At present, for all times insurance, GST is applicable in three situations – Insurance Risk Premium, fee & delayed loan interest paid because of delay in payment of premium and interest in time, and Annuity Policies. Baseline rate for GST is eighteen per cent, though it’s 4.5 per cent on first premium and a couple of.25 per cent on second and onwards premium. Also, it’s 1.8 per cent for single premium annuity policy.
In case of medical health insurance, GST is applicable at the speed of 18 per cent on premium. There was consistent demand for reduction, but each time it has been turned down. This April, in a reply to query in Lok Sabha, Finance Minister Nirmala Sitharaman had said medical health insurance, like majority of other taxable supplies is standard rated at 18 per cent. In pre-GST regime also, medical health insurance was standard rated.
Further, insurance schemes comparable to Rashtriya Swasthya Bima Yojana (RSBY), Universal Health Insurance Scheme, Jan Argoya Bima Policy and Niramaya Health Insurance Scheme which are catering to economically weaker sections of the society and in another way abled, are already exempted.
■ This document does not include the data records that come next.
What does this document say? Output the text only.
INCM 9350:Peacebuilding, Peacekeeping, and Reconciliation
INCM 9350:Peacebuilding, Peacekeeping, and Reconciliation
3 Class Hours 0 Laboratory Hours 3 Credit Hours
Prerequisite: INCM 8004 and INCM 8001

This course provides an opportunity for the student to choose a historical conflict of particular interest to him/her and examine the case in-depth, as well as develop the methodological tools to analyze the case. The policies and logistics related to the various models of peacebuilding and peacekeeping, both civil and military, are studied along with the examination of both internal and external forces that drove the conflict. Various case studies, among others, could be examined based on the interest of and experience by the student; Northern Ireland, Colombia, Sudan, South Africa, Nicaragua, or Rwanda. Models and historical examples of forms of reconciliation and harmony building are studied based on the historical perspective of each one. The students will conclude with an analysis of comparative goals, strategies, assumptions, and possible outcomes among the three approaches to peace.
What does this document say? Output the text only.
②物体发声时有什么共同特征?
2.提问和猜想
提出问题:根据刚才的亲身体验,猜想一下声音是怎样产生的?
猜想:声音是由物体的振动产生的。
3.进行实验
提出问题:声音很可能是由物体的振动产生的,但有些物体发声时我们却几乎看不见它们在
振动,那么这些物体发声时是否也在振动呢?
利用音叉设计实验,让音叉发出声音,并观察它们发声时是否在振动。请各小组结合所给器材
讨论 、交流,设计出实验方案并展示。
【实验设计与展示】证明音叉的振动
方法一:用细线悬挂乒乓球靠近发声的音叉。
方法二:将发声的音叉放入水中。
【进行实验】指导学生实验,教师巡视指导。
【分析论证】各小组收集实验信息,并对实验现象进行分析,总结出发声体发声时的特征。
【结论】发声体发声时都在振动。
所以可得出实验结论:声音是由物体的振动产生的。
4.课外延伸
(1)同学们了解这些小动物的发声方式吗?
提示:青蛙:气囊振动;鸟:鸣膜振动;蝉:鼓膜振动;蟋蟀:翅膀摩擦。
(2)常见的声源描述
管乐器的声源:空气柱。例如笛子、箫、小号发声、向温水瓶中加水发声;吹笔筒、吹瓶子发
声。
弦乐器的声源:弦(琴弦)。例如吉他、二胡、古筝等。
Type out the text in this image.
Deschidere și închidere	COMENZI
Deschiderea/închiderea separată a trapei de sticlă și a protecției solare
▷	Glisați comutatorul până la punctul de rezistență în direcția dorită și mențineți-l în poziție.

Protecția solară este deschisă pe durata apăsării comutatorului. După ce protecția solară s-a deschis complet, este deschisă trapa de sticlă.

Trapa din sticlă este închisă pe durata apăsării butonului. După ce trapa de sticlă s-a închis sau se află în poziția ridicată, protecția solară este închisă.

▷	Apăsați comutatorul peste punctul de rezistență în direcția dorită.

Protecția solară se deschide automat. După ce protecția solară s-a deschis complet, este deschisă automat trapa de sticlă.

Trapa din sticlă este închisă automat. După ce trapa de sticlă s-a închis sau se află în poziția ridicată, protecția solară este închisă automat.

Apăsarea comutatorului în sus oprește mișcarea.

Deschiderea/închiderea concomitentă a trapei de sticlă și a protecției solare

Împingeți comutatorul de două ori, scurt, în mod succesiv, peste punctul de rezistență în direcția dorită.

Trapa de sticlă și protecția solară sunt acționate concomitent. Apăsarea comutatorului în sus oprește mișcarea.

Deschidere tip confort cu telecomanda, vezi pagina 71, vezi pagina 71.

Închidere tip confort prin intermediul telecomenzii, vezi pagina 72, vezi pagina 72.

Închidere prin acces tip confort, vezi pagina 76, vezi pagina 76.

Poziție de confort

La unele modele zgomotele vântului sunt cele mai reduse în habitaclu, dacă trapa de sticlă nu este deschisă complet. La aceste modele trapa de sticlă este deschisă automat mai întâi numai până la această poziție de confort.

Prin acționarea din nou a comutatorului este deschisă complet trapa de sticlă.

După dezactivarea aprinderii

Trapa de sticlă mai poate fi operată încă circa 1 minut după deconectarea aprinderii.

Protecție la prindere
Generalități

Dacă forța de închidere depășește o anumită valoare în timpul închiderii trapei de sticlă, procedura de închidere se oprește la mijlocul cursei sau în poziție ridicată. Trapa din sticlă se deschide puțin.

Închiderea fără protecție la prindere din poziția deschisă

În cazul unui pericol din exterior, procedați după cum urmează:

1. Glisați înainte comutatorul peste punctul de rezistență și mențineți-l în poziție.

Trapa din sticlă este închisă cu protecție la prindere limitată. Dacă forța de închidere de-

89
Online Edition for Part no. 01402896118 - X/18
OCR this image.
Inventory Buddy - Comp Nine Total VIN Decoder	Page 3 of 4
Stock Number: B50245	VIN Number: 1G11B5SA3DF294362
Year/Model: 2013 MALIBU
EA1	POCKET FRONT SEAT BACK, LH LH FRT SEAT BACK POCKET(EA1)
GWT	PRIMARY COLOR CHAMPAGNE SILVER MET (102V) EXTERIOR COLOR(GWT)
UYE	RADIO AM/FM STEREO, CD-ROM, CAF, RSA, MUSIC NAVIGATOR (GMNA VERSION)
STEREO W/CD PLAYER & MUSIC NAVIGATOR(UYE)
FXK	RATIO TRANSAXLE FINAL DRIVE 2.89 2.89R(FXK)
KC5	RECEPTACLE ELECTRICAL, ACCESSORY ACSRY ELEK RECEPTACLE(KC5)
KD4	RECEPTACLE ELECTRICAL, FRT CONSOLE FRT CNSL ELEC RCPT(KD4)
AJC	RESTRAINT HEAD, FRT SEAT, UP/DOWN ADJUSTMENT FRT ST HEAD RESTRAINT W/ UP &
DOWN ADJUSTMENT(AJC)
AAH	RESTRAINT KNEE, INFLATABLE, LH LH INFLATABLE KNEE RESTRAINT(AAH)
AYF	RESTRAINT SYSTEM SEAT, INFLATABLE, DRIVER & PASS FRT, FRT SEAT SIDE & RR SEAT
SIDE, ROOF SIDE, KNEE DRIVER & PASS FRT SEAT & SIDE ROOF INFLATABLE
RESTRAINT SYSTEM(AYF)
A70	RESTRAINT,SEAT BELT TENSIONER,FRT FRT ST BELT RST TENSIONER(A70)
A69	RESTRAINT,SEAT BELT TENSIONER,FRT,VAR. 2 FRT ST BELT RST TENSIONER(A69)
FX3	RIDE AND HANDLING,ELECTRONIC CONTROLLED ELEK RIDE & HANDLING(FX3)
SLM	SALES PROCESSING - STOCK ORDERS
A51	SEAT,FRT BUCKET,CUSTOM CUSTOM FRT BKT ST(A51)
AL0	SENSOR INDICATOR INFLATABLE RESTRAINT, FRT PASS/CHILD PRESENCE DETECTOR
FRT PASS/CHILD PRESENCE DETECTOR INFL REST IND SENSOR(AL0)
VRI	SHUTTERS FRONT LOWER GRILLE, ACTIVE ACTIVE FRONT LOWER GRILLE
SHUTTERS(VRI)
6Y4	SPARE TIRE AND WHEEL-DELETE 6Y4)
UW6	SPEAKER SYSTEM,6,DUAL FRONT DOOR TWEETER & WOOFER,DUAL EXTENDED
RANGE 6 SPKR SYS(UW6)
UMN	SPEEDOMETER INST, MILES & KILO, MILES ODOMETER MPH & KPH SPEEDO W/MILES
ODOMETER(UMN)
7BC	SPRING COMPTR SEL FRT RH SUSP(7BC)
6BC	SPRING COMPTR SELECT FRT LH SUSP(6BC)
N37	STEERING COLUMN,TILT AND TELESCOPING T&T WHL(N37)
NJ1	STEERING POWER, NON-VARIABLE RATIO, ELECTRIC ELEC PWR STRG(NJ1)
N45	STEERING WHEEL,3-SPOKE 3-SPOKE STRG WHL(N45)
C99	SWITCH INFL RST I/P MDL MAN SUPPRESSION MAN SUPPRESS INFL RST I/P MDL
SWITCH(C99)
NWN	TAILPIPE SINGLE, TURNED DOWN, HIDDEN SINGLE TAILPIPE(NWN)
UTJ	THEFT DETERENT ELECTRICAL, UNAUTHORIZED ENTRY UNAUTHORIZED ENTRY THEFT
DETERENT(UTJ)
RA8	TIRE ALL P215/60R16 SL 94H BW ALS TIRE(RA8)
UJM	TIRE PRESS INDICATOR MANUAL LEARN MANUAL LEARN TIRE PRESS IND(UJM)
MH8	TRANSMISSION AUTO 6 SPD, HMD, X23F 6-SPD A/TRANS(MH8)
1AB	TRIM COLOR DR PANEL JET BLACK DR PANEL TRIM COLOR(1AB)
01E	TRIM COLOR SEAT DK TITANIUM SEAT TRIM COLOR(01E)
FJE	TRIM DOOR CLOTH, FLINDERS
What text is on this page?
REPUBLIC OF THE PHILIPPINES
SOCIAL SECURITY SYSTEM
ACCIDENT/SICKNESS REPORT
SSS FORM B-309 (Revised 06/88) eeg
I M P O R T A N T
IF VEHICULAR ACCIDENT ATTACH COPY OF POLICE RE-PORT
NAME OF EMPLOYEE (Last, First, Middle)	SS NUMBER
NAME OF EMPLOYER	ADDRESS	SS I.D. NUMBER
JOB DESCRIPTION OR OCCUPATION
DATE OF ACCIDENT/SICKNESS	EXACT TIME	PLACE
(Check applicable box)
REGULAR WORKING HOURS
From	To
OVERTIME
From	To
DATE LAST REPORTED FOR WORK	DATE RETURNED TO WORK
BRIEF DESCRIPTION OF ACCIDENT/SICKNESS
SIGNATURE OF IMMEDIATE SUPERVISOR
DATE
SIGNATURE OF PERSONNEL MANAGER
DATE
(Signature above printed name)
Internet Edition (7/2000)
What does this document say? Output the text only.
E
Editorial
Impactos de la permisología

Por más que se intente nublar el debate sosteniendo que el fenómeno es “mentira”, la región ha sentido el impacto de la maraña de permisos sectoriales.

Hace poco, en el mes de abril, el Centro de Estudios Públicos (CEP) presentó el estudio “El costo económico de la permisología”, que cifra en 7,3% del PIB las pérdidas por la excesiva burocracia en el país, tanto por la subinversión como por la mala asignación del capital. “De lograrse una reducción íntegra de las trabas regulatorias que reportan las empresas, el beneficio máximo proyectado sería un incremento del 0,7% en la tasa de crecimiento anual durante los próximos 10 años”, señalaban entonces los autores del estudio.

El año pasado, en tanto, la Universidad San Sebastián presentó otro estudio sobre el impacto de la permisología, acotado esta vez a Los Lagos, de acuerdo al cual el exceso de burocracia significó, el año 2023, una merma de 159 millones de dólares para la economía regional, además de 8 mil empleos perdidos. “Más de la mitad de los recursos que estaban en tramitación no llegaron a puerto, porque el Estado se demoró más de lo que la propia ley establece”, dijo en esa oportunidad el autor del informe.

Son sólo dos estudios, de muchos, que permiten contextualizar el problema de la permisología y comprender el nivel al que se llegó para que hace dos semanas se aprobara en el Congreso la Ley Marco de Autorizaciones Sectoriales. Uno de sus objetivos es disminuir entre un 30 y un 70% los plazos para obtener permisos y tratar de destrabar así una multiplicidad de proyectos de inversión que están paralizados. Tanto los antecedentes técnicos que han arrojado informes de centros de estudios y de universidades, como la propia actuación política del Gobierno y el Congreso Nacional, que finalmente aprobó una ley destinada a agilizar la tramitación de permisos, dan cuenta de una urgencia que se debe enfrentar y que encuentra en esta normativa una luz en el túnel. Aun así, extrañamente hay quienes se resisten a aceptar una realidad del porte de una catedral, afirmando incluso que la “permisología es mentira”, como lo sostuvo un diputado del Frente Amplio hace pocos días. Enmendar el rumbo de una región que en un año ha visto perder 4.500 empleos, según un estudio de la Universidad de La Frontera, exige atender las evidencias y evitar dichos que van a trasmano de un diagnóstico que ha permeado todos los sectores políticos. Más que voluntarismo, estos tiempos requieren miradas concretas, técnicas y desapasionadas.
Further, healthcare services are also exempt from GST. Representations to cut back the GST on medical health insurance were placed before the GST Council in its thirty first meeting held on December 22, 2018. In its thirty seventh meeting held on September 20, 2019, GST Council didn’t make suggestion for reduction of GST, she clarified.
General micro insurance
There was a proposal to supply blanket exemption from GST to general micro insurance products. These include medical health insurance contract, any contract covering belongings comparable to hut, livestock, tools or instruments and any personal accident contract that may be on a person or group basis. Since, life micro insurance products having sum insured as much as ₹2 lakh are exempt from GST, so demand is to do the identical for such general insurance products too. The Committee felt since a few of such general micro insurance products are already exempted, so there will not be much merit in granting blanket exemption.
third party insurance for CVs
One other proposal before Fitment Committee was to exempt GST on third party insurance for industrial vehicles. At present rate is eighteen and 12 per cent. Two arguments got – category sensible share of accidents from trucks is less and no ITC for GST is claimed by majority of truck operators. After consideration, the committee opined that rate has already been lowered to 12 from 18 per cent. Further reduction will end in revenue and loss and distortion of ITC (Input Tax Credit) chain. Accordingly, the committee suggested for no change.